Mesdames et Messieurs,

29.    Nous devons protéger les populations, les systèmes agroalimentaires et les économies des chocs futurs.

30.    Pour prévenir les répercussions des conflits sur l’insécurité alimentaire, nous devons accroître la productivité durable; renforcer les capacités à fournir des services et des produits de base pertinents; et donner accès à des outils financiers et des services numériques innovants.

31.    Les Membres doivent transformer de toute urgence leurs systèmes agroalimentaires pour les rendre plus efficaces, plus inclusifs, plus résilients et plus durables en vue d’améliorer la production, la nutrition, l’environnement et les conditions de vie, en ne laissant personne de côté. 

Mesdames et Messieurs,

32.    Au nom de la FAO, j’espère sincèrement que vous allez:

33.    continuer de fournir l’aide nécessaire pour lutter contre l’insécurité alimentaire dans le monde; 

34.    allouer de nouvelles ressources pour préserver la production agricole dans les contextes difficiles;

35.    et continuer de reconnaître et de promouvoir le rôle que joue l’agriculture dans la sécurité alimentaire et la paix, et d’appuyer les contributions des organisations internationales, comme la FAO, le FIDA et le PAM, entre autres. 

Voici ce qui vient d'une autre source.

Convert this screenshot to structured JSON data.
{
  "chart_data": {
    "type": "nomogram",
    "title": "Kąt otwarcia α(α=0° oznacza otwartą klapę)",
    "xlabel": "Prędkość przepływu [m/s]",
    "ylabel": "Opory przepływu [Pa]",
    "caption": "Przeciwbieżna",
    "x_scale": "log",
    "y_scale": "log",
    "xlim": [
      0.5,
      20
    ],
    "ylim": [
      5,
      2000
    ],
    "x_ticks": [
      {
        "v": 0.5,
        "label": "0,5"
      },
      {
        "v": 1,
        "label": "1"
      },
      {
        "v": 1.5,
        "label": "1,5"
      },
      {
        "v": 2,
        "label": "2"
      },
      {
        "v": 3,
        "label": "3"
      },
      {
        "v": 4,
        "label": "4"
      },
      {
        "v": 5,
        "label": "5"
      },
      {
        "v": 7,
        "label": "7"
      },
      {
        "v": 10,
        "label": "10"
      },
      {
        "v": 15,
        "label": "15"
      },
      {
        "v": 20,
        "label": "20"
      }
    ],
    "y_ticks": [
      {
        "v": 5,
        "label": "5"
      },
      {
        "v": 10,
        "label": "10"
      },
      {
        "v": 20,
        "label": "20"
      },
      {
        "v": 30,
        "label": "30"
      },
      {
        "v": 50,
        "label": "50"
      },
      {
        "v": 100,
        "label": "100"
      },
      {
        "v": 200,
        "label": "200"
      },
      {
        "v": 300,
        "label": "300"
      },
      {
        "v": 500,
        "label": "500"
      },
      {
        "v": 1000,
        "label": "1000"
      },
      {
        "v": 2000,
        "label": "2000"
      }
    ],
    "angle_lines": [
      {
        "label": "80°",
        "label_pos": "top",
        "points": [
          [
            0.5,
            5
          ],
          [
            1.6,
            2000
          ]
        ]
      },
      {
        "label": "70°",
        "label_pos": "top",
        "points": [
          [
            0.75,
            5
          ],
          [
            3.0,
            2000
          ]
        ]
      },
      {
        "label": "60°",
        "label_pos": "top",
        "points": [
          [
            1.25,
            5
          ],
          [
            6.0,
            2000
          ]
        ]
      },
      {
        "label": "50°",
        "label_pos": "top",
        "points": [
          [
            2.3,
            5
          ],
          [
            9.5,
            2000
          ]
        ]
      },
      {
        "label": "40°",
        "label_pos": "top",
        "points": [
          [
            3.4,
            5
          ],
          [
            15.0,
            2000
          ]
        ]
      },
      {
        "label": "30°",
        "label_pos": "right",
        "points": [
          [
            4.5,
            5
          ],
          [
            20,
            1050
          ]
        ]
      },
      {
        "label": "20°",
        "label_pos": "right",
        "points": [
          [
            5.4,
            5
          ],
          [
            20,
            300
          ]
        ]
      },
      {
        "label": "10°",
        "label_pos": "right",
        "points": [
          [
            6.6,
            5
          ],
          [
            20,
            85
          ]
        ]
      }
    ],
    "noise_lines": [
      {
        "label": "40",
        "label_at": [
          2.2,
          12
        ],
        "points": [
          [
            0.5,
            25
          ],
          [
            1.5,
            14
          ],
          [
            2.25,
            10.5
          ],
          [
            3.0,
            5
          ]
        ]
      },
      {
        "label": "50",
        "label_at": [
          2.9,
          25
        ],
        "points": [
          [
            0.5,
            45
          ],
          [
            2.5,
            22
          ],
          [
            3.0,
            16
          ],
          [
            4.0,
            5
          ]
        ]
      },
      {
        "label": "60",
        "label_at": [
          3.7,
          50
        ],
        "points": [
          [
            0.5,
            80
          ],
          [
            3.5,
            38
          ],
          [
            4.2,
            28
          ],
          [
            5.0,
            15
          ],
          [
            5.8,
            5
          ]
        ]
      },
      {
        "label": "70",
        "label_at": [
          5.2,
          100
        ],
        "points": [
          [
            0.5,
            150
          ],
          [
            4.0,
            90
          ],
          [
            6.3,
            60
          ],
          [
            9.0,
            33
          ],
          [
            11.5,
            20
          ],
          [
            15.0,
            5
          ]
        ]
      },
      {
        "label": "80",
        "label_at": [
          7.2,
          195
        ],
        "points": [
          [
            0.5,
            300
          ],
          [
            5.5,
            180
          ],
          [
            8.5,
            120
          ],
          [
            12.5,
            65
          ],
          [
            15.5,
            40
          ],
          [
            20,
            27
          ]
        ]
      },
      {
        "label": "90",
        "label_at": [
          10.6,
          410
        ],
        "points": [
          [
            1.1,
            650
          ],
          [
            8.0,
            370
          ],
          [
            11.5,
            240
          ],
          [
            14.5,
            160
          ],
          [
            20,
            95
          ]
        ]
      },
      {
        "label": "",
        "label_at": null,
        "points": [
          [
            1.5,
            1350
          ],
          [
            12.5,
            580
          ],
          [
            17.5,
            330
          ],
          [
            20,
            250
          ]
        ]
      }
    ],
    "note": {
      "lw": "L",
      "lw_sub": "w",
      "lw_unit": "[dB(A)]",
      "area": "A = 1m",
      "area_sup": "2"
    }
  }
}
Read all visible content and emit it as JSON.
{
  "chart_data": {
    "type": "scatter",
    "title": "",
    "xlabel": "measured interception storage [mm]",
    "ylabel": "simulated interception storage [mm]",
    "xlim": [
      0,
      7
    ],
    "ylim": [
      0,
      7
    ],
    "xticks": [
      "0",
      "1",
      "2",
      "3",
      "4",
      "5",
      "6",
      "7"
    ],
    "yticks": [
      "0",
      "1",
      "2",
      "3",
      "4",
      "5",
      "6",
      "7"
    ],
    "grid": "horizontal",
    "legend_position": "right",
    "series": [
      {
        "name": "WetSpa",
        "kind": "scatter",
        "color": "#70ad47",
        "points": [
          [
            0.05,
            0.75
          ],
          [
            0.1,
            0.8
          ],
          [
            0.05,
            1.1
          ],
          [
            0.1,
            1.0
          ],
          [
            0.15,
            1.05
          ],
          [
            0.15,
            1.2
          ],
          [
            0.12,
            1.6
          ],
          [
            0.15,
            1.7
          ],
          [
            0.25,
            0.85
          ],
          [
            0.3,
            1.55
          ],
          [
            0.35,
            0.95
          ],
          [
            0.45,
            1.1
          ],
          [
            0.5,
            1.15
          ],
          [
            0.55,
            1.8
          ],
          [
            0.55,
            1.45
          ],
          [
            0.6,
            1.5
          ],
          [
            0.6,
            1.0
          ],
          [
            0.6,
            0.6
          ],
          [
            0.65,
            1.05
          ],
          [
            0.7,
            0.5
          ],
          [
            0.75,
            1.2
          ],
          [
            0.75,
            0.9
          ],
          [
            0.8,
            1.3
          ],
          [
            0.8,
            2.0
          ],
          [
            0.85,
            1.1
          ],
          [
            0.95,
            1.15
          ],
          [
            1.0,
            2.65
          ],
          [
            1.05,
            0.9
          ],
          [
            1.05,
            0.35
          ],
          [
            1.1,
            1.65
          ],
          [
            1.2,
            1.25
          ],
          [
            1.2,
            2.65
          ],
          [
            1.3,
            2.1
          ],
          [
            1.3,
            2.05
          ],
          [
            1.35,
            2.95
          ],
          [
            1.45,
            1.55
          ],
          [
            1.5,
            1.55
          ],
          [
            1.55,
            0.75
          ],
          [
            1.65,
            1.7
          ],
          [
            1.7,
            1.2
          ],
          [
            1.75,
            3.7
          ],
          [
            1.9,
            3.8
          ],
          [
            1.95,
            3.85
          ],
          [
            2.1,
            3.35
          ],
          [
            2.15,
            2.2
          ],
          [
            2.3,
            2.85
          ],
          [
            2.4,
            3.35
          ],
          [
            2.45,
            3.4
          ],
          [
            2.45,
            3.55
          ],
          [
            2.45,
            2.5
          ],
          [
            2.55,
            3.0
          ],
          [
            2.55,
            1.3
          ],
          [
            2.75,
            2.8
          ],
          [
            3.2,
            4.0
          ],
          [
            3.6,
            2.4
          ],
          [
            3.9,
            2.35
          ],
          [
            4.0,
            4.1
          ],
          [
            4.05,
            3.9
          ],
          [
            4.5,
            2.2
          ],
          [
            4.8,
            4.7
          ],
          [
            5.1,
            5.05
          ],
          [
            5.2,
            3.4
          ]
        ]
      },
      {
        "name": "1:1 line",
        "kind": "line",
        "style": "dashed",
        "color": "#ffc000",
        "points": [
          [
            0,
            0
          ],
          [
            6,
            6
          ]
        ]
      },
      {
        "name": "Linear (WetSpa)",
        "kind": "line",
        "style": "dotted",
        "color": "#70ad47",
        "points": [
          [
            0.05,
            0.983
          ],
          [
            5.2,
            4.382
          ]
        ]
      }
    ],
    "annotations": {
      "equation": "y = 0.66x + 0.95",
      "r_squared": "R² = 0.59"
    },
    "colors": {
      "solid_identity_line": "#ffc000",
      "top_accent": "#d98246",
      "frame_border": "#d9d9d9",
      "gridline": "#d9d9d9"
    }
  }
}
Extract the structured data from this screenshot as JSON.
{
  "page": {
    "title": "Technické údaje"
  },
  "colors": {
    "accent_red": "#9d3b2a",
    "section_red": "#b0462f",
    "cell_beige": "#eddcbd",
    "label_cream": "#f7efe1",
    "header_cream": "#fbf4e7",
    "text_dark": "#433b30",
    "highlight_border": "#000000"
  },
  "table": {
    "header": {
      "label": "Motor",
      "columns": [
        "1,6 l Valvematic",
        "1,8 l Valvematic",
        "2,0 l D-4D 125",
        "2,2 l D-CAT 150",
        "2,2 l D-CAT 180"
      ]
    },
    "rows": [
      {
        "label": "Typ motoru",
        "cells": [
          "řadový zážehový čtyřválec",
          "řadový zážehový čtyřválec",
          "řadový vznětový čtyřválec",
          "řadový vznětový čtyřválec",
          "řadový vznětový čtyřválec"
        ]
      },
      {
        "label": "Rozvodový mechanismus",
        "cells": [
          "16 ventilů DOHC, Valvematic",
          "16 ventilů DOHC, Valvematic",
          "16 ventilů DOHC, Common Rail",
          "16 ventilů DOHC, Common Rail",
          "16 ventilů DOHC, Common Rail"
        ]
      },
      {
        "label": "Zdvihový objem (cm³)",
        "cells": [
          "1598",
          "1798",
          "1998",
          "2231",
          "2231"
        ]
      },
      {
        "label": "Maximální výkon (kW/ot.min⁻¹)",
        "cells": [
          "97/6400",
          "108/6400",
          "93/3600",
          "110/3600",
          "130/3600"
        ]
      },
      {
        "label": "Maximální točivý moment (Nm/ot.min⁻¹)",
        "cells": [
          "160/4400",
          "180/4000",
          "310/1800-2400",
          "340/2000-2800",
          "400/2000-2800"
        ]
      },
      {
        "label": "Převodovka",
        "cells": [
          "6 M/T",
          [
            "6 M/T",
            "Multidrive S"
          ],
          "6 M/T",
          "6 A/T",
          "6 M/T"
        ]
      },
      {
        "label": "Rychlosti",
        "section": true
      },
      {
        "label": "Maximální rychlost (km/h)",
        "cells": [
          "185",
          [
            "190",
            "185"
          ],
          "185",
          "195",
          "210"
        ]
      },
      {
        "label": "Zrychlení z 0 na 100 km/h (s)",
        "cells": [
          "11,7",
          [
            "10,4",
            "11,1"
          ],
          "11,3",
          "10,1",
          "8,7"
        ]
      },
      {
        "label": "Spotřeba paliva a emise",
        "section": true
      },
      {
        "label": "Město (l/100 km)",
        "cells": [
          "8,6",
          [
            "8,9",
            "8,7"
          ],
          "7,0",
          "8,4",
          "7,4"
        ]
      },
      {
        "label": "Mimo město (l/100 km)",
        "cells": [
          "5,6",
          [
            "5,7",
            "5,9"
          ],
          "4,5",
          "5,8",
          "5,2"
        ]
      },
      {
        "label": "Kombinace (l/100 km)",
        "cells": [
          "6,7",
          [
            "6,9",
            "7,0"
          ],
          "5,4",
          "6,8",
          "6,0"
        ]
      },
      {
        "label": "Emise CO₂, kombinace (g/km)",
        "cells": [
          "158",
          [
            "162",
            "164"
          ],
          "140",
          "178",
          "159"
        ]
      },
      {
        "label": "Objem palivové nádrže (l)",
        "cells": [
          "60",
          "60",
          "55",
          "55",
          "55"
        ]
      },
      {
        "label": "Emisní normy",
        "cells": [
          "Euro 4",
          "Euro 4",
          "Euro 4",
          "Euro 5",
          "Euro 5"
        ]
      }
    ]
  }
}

36.    Mes connaissances et mon expérience professionnelles me portent à affirmer que nous pouvons nourrir le monde de manière suffisante et durable avec les outils dont nous disposons si nous remplissons tous notre rôle.

37.    Vous pouvez mettre en place des politiques visant à la fois à accroître la productivité et à protéger les ressources naturelles.

38.    Vous pouvez investir davantage dans l’innovation et les nouvelles technologies, en particulier la gestion de l’eau, les systèmes d’irrigation et les intrants agricoles de qualité, ainsi que dans des systèmes d’information sur les marchés plus transparents.

39.    Les systèmes agroalimentaires permettent de produire des aliments destinés aux humains et aux animaux, des fibres et des agrocarburants. Ils assurent l’avenir des populations sur notre petite planète.

40.    Le 19 mai 1943, nos prédécesseurs ont organisé la première Conférence des Nations Unies sur l’alimentation et l’agriculture à Hot Springs, en Virginie (États-Unis d’Amérique). Les fondateurs ont estimé que la FAO devait jouer un rôle essentiel dans la quête de la paix. Ils ont écrit ceci, je cite: «L’Organisation des Nations Unies pour l’alimentation et l’agriculture est née d’une aspiration à la paix, autant que d’un désir de vivre à l’abri du besoin. Les deux sont interdépendants. La paix est indispensable à tout progrès vers une libération totale du besoin.» Beaucoup de choses ont changé depuis lors, mais une reste immuable. Le monde a besoin d’aliments en quantité suffisante, bons et même meilleurs, pour tous. Il est plus que jamais nécessaire d’investir dans les systèmes agroalimentaires.

41.    Travaillons ensemble de manière efficace et cohérente.

42.    Je vous remercie de votre attention.